End-of-study research internship as LIP6, Sorbonne University and CNRS (French National Scientific Research Center) lab.
- ComplexNetworks team (https://www.complexnetworks.fr/)
- Prof. Lionel Tabourier
- Prof. Fabien Tarissan
Real-world networks share non-trivial properties, such as a skewed degree-distribution, a low global density, a high local density, etc. However, existing random graph models do not capture all the properties of real world networks at the same time. In particular, the bipartite configuration model achieves in preserving a degree distribution close to the original network one, but fails in generating graphs that keeps the overlapping structures.
F. Tarissan & L. Tabourier proposed a random model [1][2] that relies on maximal bicliques to preserve overlaps in bipartite networks, by exploiting the tripartite version of the configuration model. The purpose of this study is to tackle the realistic random graph model problem, by evaluating the relevance of the tripartite model as a possible generalized answer to this issue. We will both validate and further current knowledge of this model, by examining other characteristics of real-world network.
Main classes:
- UnipartiteGraph.py
- BipartiteGraph.py
- Graph.py
[1] Fabien Tarissan and Lionel Tabourier. A random model that relies on maximal bicliques to preserve the overlaps in bipartite networks. In 8th International Conference on Complex Networks and their Applications, Lisbonne, Portugal, December 2019.
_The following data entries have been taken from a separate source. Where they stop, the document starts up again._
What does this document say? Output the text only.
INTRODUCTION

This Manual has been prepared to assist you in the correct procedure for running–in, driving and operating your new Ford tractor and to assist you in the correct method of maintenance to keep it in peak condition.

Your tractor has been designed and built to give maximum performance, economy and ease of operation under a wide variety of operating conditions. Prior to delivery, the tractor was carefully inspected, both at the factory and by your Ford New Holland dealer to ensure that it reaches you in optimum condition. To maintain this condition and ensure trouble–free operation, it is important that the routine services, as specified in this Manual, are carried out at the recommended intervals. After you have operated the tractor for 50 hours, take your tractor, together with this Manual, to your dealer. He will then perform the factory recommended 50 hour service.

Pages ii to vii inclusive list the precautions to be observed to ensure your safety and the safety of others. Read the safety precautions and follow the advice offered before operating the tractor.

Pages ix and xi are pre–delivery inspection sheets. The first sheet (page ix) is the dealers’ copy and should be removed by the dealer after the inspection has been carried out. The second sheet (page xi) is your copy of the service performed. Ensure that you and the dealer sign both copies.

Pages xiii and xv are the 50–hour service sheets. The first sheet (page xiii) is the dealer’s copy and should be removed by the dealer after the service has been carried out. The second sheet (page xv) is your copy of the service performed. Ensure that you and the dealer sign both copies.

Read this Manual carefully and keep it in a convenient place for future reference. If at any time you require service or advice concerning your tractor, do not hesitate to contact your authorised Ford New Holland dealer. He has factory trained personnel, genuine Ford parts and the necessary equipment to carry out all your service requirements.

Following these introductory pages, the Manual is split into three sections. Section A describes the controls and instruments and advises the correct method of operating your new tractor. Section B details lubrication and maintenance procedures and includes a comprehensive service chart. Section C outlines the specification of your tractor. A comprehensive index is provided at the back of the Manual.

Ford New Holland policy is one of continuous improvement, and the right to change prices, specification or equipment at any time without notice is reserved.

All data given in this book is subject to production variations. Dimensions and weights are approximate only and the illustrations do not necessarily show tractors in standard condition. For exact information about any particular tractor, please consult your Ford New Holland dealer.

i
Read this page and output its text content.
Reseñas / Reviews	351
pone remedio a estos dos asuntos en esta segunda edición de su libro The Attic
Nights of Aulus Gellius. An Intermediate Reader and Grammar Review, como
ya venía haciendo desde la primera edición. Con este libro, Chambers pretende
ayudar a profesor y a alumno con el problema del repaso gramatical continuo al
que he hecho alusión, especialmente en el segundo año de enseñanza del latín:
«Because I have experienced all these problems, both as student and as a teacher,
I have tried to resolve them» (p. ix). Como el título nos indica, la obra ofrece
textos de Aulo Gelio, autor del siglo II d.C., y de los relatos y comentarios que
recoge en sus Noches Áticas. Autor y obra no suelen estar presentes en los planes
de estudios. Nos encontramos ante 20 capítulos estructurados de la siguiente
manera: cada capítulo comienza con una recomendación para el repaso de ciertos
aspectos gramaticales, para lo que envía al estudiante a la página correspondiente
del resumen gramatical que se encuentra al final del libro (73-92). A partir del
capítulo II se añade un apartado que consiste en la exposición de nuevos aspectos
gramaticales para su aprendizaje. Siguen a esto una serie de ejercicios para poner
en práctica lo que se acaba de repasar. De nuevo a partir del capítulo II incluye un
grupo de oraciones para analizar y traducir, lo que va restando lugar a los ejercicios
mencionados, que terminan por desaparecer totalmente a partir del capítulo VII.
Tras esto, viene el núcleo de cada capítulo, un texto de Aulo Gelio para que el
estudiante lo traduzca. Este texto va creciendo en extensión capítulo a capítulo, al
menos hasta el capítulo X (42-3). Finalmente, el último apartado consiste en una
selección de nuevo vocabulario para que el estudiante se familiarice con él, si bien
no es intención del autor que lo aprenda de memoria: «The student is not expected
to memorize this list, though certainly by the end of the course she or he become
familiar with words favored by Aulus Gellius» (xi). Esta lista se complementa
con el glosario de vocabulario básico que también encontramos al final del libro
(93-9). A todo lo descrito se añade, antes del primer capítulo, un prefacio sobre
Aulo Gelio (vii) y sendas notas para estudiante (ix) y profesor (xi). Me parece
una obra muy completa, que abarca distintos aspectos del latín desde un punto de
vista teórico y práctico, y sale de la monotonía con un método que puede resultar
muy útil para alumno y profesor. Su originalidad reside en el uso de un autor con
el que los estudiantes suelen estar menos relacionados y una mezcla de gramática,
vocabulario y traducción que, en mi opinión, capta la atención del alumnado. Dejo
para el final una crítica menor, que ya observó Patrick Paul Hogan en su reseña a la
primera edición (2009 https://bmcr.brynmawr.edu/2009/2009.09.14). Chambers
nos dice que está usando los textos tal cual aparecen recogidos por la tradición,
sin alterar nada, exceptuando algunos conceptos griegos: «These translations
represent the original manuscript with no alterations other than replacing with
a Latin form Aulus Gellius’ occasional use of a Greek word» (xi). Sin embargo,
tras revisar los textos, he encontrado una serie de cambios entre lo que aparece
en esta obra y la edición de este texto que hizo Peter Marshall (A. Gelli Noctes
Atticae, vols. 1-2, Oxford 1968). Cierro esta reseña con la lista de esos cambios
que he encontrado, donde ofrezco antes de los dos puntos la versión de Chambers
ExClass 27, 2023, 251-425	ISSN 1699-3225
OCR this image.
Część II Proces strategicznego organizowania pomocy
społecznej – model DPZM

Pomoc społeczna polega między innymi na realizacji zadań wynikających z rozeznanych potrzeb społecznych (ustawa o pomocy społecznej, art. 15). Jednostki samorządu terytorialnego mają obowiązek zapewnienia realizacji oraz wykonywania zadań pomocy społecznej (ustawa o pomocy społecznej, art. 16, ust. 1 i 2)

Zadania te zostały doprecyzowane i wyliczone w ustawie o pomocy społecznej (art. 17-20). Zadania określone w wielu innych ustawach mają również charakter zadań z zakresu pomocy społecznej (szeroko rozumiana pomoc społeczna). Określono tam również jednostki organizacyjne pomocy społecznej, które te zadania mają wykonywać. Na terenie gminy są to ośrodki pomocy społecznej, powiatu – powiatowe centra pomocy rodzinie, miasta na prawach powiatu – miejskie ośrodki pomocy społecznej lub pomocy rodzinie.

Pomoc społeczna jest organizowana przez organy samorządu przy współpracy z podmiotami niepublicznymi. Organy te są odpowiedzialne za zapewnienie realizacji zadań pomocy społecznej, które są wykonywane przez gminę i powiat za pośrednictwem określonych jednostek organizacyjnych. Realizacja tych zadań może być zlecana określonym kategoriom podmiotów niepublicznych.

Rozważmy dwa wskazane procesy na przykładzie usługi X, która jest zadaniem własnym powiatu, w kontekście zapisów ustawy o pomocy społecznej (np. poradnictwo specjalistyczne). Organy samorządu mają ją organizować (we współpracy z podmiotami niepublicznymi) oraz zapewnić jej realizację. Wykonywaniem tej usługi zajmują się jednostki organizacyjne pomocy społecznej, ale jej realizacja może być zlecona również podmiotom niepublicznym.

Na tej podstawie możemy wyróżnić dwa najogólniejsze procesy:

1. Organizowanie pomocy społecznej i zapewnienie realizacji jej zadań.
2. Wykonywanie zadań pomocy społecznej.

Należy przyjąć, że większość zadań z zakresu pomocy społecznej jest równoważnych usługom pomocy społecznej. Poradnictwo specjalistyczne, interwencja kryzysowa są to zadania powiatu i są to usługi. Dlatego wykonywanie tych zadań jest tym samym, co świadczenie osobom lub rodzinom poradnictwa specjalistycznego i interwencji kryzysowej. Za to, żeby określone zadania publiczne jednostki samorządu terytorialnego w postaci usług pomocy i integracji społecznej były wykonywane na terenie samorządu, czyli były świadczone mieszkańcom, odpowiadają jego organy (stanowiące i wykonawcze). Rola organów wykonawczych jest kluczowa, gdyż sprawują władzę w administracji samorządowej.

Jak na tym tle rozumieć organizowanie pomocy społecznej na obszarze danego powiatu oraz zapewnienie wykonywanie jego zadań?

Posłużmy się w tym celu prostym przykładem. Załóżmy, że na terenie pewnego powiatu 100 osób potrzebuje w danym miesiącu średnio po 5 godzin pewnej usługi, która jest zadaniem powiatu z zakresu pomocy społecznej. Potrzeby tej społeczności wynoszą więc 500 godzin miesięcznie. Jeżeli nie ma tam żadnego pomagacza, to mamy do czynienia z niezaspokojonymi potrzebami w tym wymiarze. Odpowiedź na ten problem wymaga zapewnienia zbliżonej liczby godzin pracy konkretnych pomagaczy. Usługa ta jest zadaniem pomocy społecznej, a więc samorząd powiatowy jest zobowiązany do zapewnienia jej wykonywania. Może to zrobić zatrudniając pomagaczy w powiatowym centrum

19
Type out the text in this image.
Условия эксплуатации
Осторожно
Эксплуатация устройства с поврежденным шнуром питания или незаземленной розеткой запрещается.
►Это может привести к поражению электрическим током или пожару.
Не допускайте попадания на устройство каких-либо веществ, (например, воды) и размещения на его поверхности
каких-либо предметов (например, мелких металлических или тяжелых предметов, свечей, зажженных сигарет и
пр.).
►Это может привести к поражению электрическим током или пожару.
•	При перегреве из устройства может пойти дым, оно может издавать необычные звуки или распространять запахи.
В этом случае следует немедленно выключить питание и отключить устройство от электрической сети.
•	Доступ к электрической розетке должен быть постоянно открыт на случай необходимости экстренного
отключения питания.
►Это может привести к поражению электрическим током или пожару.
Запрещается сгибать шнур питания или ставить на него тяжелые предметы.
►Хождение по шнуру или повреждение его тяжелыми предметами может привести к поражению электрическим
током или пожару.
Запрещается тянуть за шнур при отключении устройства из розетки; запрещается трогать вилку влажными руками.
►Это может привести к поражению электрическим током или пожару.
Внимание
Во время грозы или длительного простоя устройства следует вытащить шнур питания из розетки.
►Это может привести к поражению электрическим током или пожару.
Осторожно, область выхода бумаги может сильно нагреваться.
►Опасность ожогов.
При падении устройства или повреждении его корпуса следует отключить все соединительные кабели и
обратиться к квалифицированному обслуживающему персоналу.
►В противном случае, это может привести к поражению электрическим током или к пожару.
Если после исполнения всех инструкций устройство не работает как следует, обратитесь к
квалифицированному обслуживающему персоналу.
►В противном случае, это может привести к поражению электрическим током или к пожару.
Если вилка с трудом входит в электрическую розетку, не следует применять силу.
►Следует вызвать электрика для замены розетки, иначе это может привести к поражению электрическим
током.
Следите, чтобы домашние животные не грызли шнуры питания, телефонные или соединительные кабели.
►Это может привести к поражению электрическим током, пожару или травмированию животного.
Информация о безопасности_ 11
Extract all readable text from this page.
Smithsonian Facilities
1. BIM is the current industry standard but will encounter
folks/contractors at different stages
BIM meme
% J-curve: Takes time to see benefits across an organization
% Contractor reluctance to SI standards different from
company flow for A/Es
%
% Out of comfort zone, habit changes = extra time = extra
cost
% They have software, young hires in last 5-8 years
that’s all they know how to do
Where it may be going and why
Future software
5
[2] Émilie Coupechoux and Fabien Tarissan. Un modèle pour les graphes bipartis aléatoires avec redondance. In 4ème Journées Modèles et l’Analyse des Réseaux : Approches Mathématiques et Informatique (MARAMI’13), Saint-Etienne, France, October 2013.
[3] Peter Damaschke. Enumerating maximal bicliques in bipartite graphs with favorable degree sequences. Information Processing Letters, 114:317–321, June 2014.
[4] Enver Kayaaslan. On enumerating all maximal bicliques of bipartite graphs. pages 105–108, 01 2010.